Пример расчета. В чашке Петри диаметром 10 см выросло 45 колоний. Площадь чашки (πr²) составит 3,14 • 5² = 78,5 (см²). Далее подсчитывают число клеток на 100 см² (равнозначных 10 л, или 0,01 м³ воздуха:

78,5 см² воздуха содержат 45 клеток

100,0 см²»                    »    х

 

Таким образом, в 0,01 м³ воздуха находится 57 клеток, а в 1 м³ их будет в 100 раз больше — 5700.

В исследуемых помещениях чашки Петри с агаром лучше размещать по 2—3. После подсчета колоний в каждой чашке выводят их среднее арифметическое значение.

Материалы и оборудование:

Часовые стекла, шпатели, ложки, почва, стерильные колбы на 250 мл со 100 мл и стерильные пробки с 9 мл водопроводной воды, стерильные пипетки Мора на 1 мл, колбы с расплавленным МПА, стерильные чашки Петри, микроскопы и все необходимое для микроскопирования.

 

ЛАБОРАТОРНАЯ РАБОТА № 13

ИССЛЕДОВАНИЕ МОРФОЛОГИИ МИКРООРГАНИЗМОВ

Формы клеток на примере представителей рода Saccharomyces, мукоровых и плесневых грибов.

 

Объектами микробиологии служат многие виды микроскопических грибов.

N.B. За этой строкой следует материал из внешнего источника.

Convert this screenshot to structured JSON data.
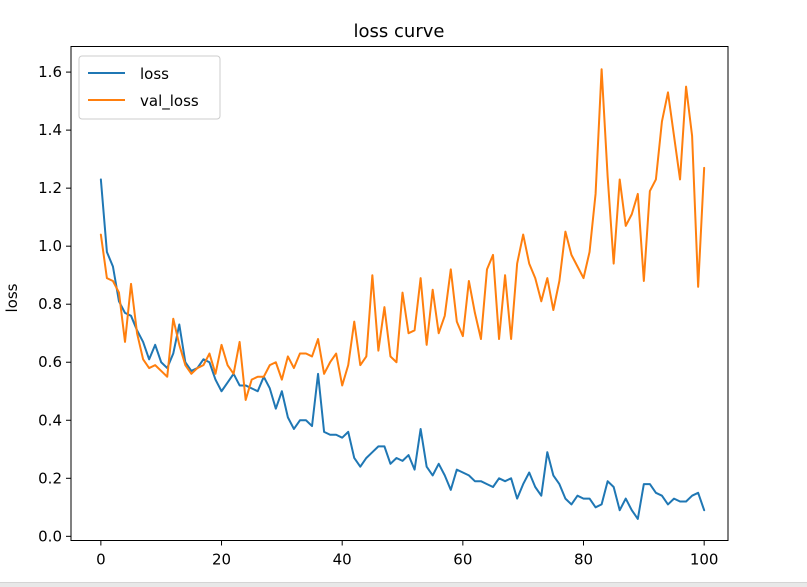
{
  "chart_data": {
    "type": "line",
    "title": "loss curve",
    "xlabel": "",
    "ylabel": "loss",
    "xlim": [
      -4.95,
      103.95
    ],
    "ylim": [
      -0.0144,
      1.6882
    ],
    "xticks": [
      "0",
      "20",
      "40",
      "60",
      "80",
      "100"
    ],
    "yticks": [
      "0.0",
      "0.2",
      "0.4",
      "0.6",
      "0.8",
      "1.0",
      "1.2",
      "1.4",
      "1.6"
    ],
    "grid": false,
    "legend_position": "top-left",
    "series": [
      {
        "name": "loss",
        "color": "#1f77b4",
        "values": [
          1.23,
          0.98,
          0.93,
          0.81,
          0.77,
          0.76,
          0.71,
          0.67,
          0.61,
          0.66,
          0.6,
          0.58,
          0.63,
          0.73,
          0.6,
          0.57,
          0.58,
          0.61,
          0.6,
          0.54,
          0.5,
          0.53,
          0.56,
          0.52,
          0.52,
          0.51,
          0.5,
          0.55,
          0.51,
          0.44,
          0.5,
          0.41,
          0.37,
          0.4,
          0.4,
          0.38,
          0.56,
          0.36,
          0.35,
          0.35,
          0.34,
          0.36,
          0.27,
          0.24,
          0.27,
          0.29,
          0.31,
          0.31,
          0.25,
          0.27,
          0.26,
          0.28,
          0.23,
          0.37,
          0.24,
          0.21,
          0.25,
          0.21,
          0.16,
          0.23,
          0.22,
          0.21,
          0.19,
          0.19,
          0.18,
          0.17,
          0.2,
          0.19,
          0.2,
          0.13,
          0.18,
          0.22,
          0.17,
          0.14,
          0.29,
          0.21,
          0.18,
          0.13,
          0.11,
          0.14,
          0.13,
          0.13,
          0.1,
          0.11,
          0.19,
          0.17,
          0.09,
          0.13,
          0.09,
          0.06,
          0.18,
          0.18,
          0.15,
          0.14,
          0.11,
          0.13,
          0.12,
          0.12,
          0.14,
          0.15,
          0.09
        ]
      },
      {
        "name": "val_loss",
        "color": "#ff7f0e",
        "values": [
          1.04,
          0.89,
          0.88,
          0.84,
          0.67,
          0.87,
          0.7,
          0.61,
          0.58,
          0.59,
          0.57,
          0.55,
          0.75,
          0.66,
          0.59,
          0.56,
          0.58,
          0.59,
          0.63,
          0.56,
          0.66,
          0.59,
          0.56,
          0.67,
          0.47,
          0.54,
          0.55,
          0.55,
          0.59,
          0.6,
          0.54,
          0.62,
          0.58,
          0.63,
          0.63,
          0.62,
          0.68,
          0.56,
          0.6,
          0.63,
          0.52,
          0.59,
          0.74,
          0.59,
          0.62,
          0.9,
          0.64,
          0.79,
          0.62,
          0.6,
          0.84,
          0.7,
          0.71,
          0.89,
          0.66,
          0.85,
          0.7,
          0.76,
          0.92,
          0.74,
          0.69,
          0.88,
          0.77,
          0.68,
          0.92,
          0.97,
          0.68,
          0.9,
          0.68,
          0.94,
          1.04,
          0.94,
          0.89,
          0.81,
          0.89,
          0.78,
          0.88,
          1.05,
          0.97,
          0.93,
          0.89,
          0.98,
          1.18,
          1.61,
          1.24,
          0.94,
          1.23,
          1.07,
          1.11,
          1.18,
          0.88,
          1.19,
          1.23,
          1.43,
          1.53,
          1.38,
          1.23,
          1.55,
          1.38,
          0.86,
          1.27
        ]
      }
    ]
  }
}
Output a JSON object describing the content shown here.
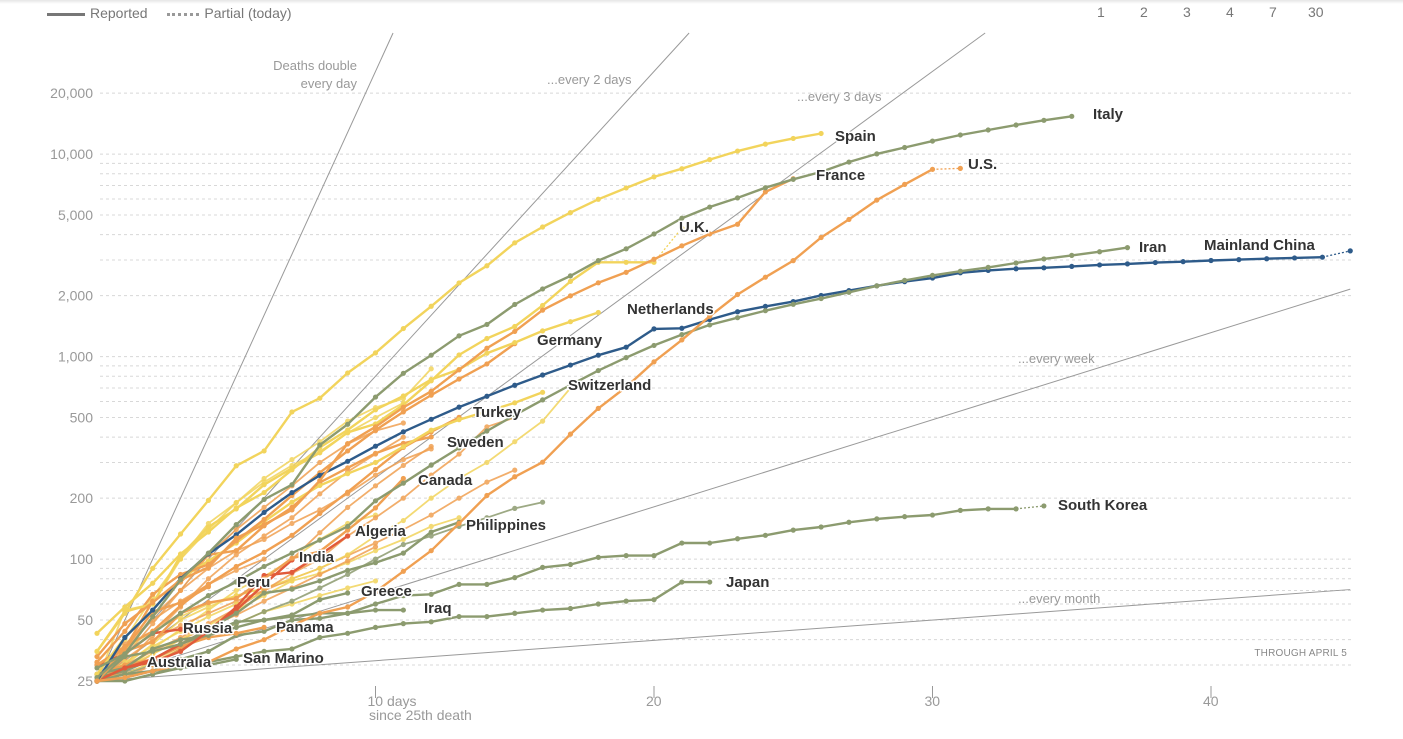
{
  "legend": {
    "reported": "Reported",
    "partial": "Partial (today)"
  },
  "doubling_selector": [
    "1",
    "2",
    "3",
    "4",
    "7",
    "30"
  ],
  "note": "THROUGH APRIL 5",
  "chart_data": {
    "type": "line",
    "xlabel": "since 25th death",
    "x_ticks": [
      {
        "value": 10,
        "label": "10 days"
      },
      {
        "value": 20,
        "label": "20"
      },
      {
        "value": 30,
        "label": "30"
      },
      {
        "value": 40,
        "label": "40"
      }
    ],
    "xlim": [
      0,
      45
    ],
    "y_scale": "log",
    "ylim": [
      25,
      30000
    ],
    "y_ticks": [
      {
        "value": 25,
        "label": "25"
      },
      {
        "value": 50,
        "label": "50"
      },
      {
        "value": 100,
        "label": "100"
      },
      {
        "value": 200,
        "label": "200"
      },
      {
        "value": 500,
        "label": "500"
      },
      {
        "value": 1000,
        "label": "1,000"
      },
      {
        "value": 2000,
        "label": "2,000"
      },
      {
        "value": 5000,
        "label": "5,000"
      },
      {
        "value": 10000,
        "label": "10,000"
      },
      {
        "value": 20000,
        "label": "20,000"
      }
    ],
    "grid": true,
    "colors": {
      "green": "#8c9b6f",
      "yellow": "#f2d45c",
      "orange": "#f0a052",
      "red": "#e15b3b",
      "blue": "#2e5b8a",
      "ref": "#999999"
    },
    "reference_lines": [
      {
        "doubling_days": 1,
        "label": [
          "Deaths double",
          "every day"
        ]
      },
      {
        "doubling_days": 2,
        "label": [
          "...every 2 days"
        ]
      },
      {
        "doubling_days": 3,
        "label": [
          "...every 3 days"
        ]
      },
      {
        "doubling_days": 7,
        "label": [
          "...every week"
        ]
      },
      {
        "doubling_days": 30,
        "label": [
          "...every month"
        ]
      }
    ],
    "series": [
      {
        "name": "Italy",
        "color": "green",
        "values": [
          29,
          34,
          52,
          79,
          107,
          148,
          197,
          233,
          366,
          463,
          631,
          827,
          1016,
          1266,
          1441,
          1809,
          2158,
          2503,
          2978,
          3405,
          4032,
          4825,
          5476,
          6077,
          6820,
          7503,
          8165,
          9134,
          10023,
          10779,
          11591,
          12428,
          13155,
          13915,
          14681,
          15362
        ]
      },
      {
        "name": "Spain",
        "color": "yellow",
        "values": [
          35,
          54,
          90,
          133,
          195,
          289,
          342,
          533,
          623,
          830,
          1043,
          1375,
          1772,
          2311,
          2808,
          3647,
          4365,
          5138,
          5982,
          6803,
          7716,
          8464,
          9387,
          10348,
          11198,
          11947,
          12641
        ]
      },
      {
        "name": "France",
        "color": "orange",
        "values": [
          33,
          48,
          61,
          79,
          91,
          127,
          148,
          175,
          244,
          372,
          450,
          562,
          674,
          860,
          1100,
          1331,
          1696,
          1995,
          2314,
          2606,
          3024,
          3523,
          4032,
          4503,
          6507,
          7560
        ]
      },
      {
        "name": "U.S.",
        "color": "orange",
        "values": [
          25,
          26,
          28,
          30,
          31,
          36,
          40,
          47,
          54,
          58,
          69,
          87,
          110,
          150,
          206,
          255,
          301,
          414,
          555,
          708,
          942,
          1209,
          1581,
          2026,
          2467,
          2978,
          3873,
          4757,
          5926,
          7087,
          8407
        ],
        "partial": 8500
      },
      {
        "name": "U.K.",
        "color": "yellow",
        "values": [
          35,
          55,
          60,
          104,
          144,
          177,
          233,
          281,
          335,
          422,
          465,
          578,
          759,
          1019,
          1228,
          1408,
          1789,
          2352,
          2921,
          2921,
          2921
        ],
        "partial": 4313
      },
      {
        "name": "Iran",
        "color": "green",
        "values": [
          26,
          34,
          43,
          54,
          66,
          77,
          92,
          107,
          124,
          145,
          194,
          237,
          291,
          354,
          429,
          514,
          611,
          724,
          853,
          988,
          1135,
          1284,
          1433,
          1556,
          1685,
          1812,
          1934,
          2077,
          2234,
          2378,
          2517,
          2640,
          2757,
          2898,
          3036,
          3160,
          3294,
          3452
        ]
      },
      {
        "name": "Mainland China",
        "color": "blue",
        "values": [
          25,
          41,
          56,
          80,
          106,
          132,
          170,
          213,
          259,
          304,
          361,
          425,
          490,
          563,
          637,
          722,
          811,
          908,
          1016,
          1113,
          1370,
          1380,
          1523,
          1665,
          1770,
          1868,
          2004,
          2118,
          2236,
          2345,
          2442,
          2592,
          2663,
          2715,
          2744,
          2788,
          2835,
          2870,
          2912,
          2943,
          2981,
          3012,
          3042,
          3070,
          3097
        ],
        "partial": 3326
      },
      {
        "name": "Netherlands",
        "color": "yellow",
        "values": [
          43,
          58,
          76,
          106,
          136,
          179,
          213,
          276,
          356,
          434,
          546,
          639,
          771,
          864,
          1039,
          1173,
          1339,
          1487,
          1651
        ]
      },
      {
        "name": "Germany",
        "color": "orange",
        "values": [
          31,
          44,
          67,
          84,
          94,
          123,
          157,
          206,
          267,
          342,
          433,
          533,
          645,
          775,
          920,
          1158
        ]
      },
      {
        "name": "Switzerland",
        "color": "yellow",
        "values": [
          27,
          41,
          56,
          80,
          98,
          120,
          153,
          191,
          231,
          264,
          300,
          359,
          433,
          488,
          536,
          591,
          666
        ]
      },
      {
        "name": "Turkey",
        "color": "orange",
        "values": [
          30,
          37,
          44,
          59,
          75,
          92,
          108,
          131,
          168,
          214,
          277,
          356,
          425,
          501
        ]
      },
      {
        "name": "Sweden",
        "color": "orange",
        "values": [
          25,
          36,
          62,
          77,
          105,
          110,
          146,
          180,
          239,
          282,
          333,
          373,
          401
        ]
      },
      {
        "name": "Canada",
        "color": "orange",
        "values": [
          25,
          35,
          39,
          54,
          61,
          64,
          80,
          101,
          109,
          139,
          179,
          250
        ]
      },
      {
        "name": "Philippines",
        "color": "green",
        "values": [
          25,
          33,
          35,
          38,
          45,
          54,
          68,
          71,
          78,
          88,
          96,
          107,
          136,
          152
        ]
      },
      {
        "name": "Algeria",
        "color": "red",
        "values": [
          25,
          29,
          31,
          35,
          44,
          58,
          83,
          86,
          105,
          130
        ]
      },
      {
        "name": "India",
        "color": "red",
        "values": [
          25,
          29,
          32,
          38,
          45,
          56,
          75,
          99
        ]
      },
      {
        "name": "Peru",
        "color": "orange",
        "values": [
          30,
          36,
          55,
          61,
          73
        ]
      },
      {
        "name": "Greece",
        "color": "green",
        "values": [
          26,
          28,
          32,
          38,
          43,
          49,
          50,
          53,
          63,
          68
        ]
      },
      {
        "name": "Iraq",
        "color": "green",
        "values": [
          27,
          29,
          36,
          40,
          42,
          46,
          50,
          52,
          54,
          54,
          56,
          56
        ]
      },
      {
        "name": "Panama",
        "color": "orange",
        "values": [
          27,
          30,
          32,
          37,
          41,
          43,
          46
        ]
      },
      {
        "name": "Russia",
        "color": "red",
        "values": [
          30,
          34,
          43,
          45
        ]
      },
      {
        "name": "Australia",
        "color": "orange",
        "values": [
          25,
          30
        ]
      },
      {
        "name": "San Marino",
        "color": "green",
        "values": [
          25,
          25,
          27,
          29,
          30,
          32
        ]
      },
      {
        "name": "South Korea",
        "color": "green",
        "values": [
          25,
          26,
          28,
          32,
          35,
          42,
          44,
          50,
          51,
          54,
          60,
          66,
          67,
          75,
          75,
          81,
          91,
          94,
          102,
          104,
          104,
          120,
          120,
          126,
          131,
          139,
          144,
          152,
          158,
          162,
          165,
          174,
          177,
          177
        ],
        "partial": 183
      },
      {
        "name": "Japan",
        "color": "green",
        "values": [
          25,
          27,
          28,
          29,
          31,
          33,
          35,
          36,
          41,
          43,
          46,
          48,
          49,
          52,
          52,
          54,
          56,
          57,
          60,
          62,
          63,
          77,
          77
        ]
      },
      {
        "color": "yellow",
        "values": [
          25,
          40,
          65,
          100,
          140,
          190,
          250,
          310,
          380,
          480,
          560,
          620,
          870
        ]
      },
      {
        "color": "orange",
        "values": [
          25,
          33,
          48,
          70,
          105,
          140,
          180,
          230,
          300,
          370,
          430,
          470
        ]
      },
      {
        "color": "orange",
        "values": [
          25,
          30,
          42,
          58,
          80,
          105,
          130,
          160,
          210,
          270,
          330,
          400
        ]
      },
      {
        "color": "yellow",
        "values": [
          25,
          28,
          36,
          45,
          56,
          70,
          82,
          100,
          125,
          150,
          165
        ]
      },
      {
        "color": "orange",
        "values": [
          25,
          35,
          52,
          70,
          90,
          110,
          125,
          150,
          175,
          210,
          260,
          310,
          350
        ]
      },
      {
        "color": "yellow",
        "values": [
          25,
          30,
          38,
          50,
          58,
          66,
          72,
          78,
          85,
          96,
          110,
          125,
          145,
          160
        ]
      },
      {
        "color": "orange",
        "values": [
          25,
          28,
          34,
          40,
          46,
          53,
          62,
          72,
          84,
          98,
          115
        ]
      },
      {
        "color": "yellow",
        "values": [
          25,
          27,
          31,
          36,
          42,
          48,
          55,
          60,
          66,
          72,
          78
        ]
      },
      {
        "color": "orange",
        "values": [
          25,
          32,
          40,
          47,
          54,
          62,
          70,
          80,
          90,
          104,
          120,
          140,
          165,
          200,
          240,
          275
        ]
      },
      {
        "color": "green",
        "values": [
          25,
          27,
          30,
          36,
          42,
          48,
          55,
          62,
          72,
          84,
          100,
          118,
          130,
          145,
          160,
          178,
          191
        ]
      },
      {
        "color": "yellow",
        "values": [
          25,
          29,
          34,
          40,
          47,
          56,
          66,
          78
        ]
      },
      {
        "color": "orange",
        "values": [
          25,
          38,
          50,
          62,
          75,
          88,
          100
        ]
      },
      {
        "color": "yellow",
        "values": [
          25,
          36,
          44,
          52,
          60,
          66,
          72,
          80,
          90,
          105,
          130,
          155,
          200,
          250,
          300,
          380,
          480,
          700
        ]
      },
      {
        "color": "orange",
        "values": [
          25,
          30,
          35,
          41,
          48,
          57,
          70,
          85,
          100,
          130,
          160,
          200,
          260,
          330,
          450,
          500
        ]
      },
      {
        "color": "yellow",
        "values": [
          25,
          31,
          37,
          44,
          52,
          60,
          68
        ]
      },
      {
        "color": "orange",
        "values": [
          25,
          26,
          30,
          36,
          45,
          57,
          75,
          100,
          135,
          180,
          230,
          290,
          360
        ]
      },
      {
        "color": "yellow",
        "values": [
          25,
          56,
          60,
          100,
          150,
          190,
          240,
          290,
          340,
          420,
          500,
          590
        ]
      }
    ]
  }
}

Грибы относятся к эукариотам. Тело гриба состоит из мицелия, или грибницы, — сплетения тонких ветвящихся нитей — гиф.

 Зигомицеты. Низшие грибы, имеют хорошо развитый ветвистый одноклеточный мицелий. Размножаются как половым путем, так и бесполым, т. е. при помощи спор.

Представитель класса — мукор (Mucor mucedo) развивается в виде войлочного белого или серого налета на продуктах растительного происхождения и навозе травоядных животных.

Мицелий мукоровых грибов пронизывает субстрат и частично стелется по его поверхности. Вверх от грибницы отходят особые воздушные гифы— спорангиеносцы, вздувающиеся на концах. Вздутия представляют собой спорангии, в дальнейшем они отделяются от спорангиеносцев перегородкой. В спорангиях бесполым путем образуются многочисленные спорангиоспоры — эндоспоры (от греч. endon — внутри).

Перегородка, отделяющая спорангий от спорангиеносца, расположена куполообразно, поэтому верхняя часть спорангиеносца оказывается внутри спорангия. Этот участок спорангиеносца называется колонкой и у разных видов мукоровых грибов имеет различную форму (грушевидную, шаровидную, цилиндрическую).

Для просмотра мукоровых грибов следует осторожно взять препаровальной иглой небольшое количество мицелия и другой препаровальной иглой снять его на сухое предметно стекло. Препарат сначала рассматривают без покровного стекла при малом увеличении микроскопа. Видны спорангиеносцы, и круглые темные шарики на их концах — спорангии. Обычно они покрыты тонкими шипами из кристаллов оксалата кальция. Затем на поверхность препарата наносят каплю воды, накрывают его покровным стеклом. Оболочка спорангия при этом разрушается, и споры выпадают. Препарат рассматривают последовательно при малом и большом увеличениях (без иммерсии).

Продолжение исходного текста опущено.